From their inception, tuition sponsorship programs were expected to improve workers' skill sets and retain talent and foster goodwill, says Colleen Manchester, an assistant professor at the University of Minnesota's Carlson School of Management (Carlson Full-Time MBA Profile), who has written two research papers on the topic.
In 2000, 23 percent of employers offering such programs required graduates to pay back their tuition if they left within a year, according to data from the International Foundation of Employee Benefit Plans. That shot up to 49 percent in 2006. In her research, Manchester concluded that offering tuition assistance alone—without any payback provisions—had only limited success in retaining employees.

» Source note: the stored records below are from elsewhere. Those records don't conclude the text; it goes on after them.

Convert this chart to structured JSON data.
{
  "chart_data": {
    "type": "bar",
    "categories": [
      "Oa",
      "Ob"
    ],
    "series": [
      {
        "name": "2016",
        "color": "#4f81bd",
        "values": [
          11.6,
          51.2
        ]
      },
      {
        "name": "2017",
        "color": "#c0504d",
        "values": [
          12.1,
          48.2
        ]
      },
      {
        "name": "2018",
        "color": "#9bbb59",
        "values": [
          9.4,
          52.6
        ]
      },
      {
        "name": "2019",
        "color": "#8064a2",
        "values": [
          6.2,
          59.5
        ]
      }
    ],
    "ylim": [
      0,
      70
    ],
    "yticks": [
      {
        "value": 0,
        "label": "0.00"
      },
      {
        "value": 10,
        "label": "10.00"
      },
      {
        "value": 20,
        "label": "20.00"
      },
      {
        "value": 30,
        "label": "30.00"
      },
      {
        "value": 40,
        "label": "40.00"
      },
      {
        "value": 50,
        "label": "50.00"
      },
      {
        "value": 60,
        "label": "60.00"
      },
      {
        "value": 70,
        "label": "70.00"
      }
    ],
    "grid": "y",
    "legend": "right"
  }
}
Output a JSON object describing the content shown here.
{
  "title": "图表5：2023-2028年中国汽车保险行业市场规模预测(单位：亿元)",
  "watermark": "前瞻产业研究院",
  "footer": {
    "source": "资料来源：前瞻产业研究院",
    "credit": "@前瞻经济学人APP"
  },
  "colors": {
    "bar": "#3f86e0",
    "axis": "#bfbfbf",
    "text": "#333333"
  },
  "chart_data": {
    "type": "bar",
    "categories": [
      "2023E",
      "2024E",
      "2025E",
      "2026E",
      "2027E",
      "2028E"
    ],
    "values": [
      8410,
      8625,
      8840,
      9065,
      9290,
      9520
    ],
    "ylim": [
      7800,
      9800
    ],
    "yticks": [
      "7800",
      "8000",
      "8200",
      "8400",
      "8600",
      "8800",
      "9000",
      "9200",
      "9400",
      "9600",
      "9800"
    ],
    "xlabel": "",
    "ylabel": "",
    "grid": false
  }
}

There are fewer full sponsorships at business schools now than there ever used to be, says Dave Gent, executive director of the Evening and Weekend MBA program at UC-Berkeley's Haas School of Business (Haas Part-Time MBA Profile).
When the University of Pennsylvania's Wharton School (Wharton Executive MBA Profile) started its executive MBA program in 1975, nearly all candidates had their tuition fully paid by an employer, says Peter Cappelli, a management professor and director of Wharton's Center for Human Resources. Now, less than half the employers agree to pay the full amount, he says.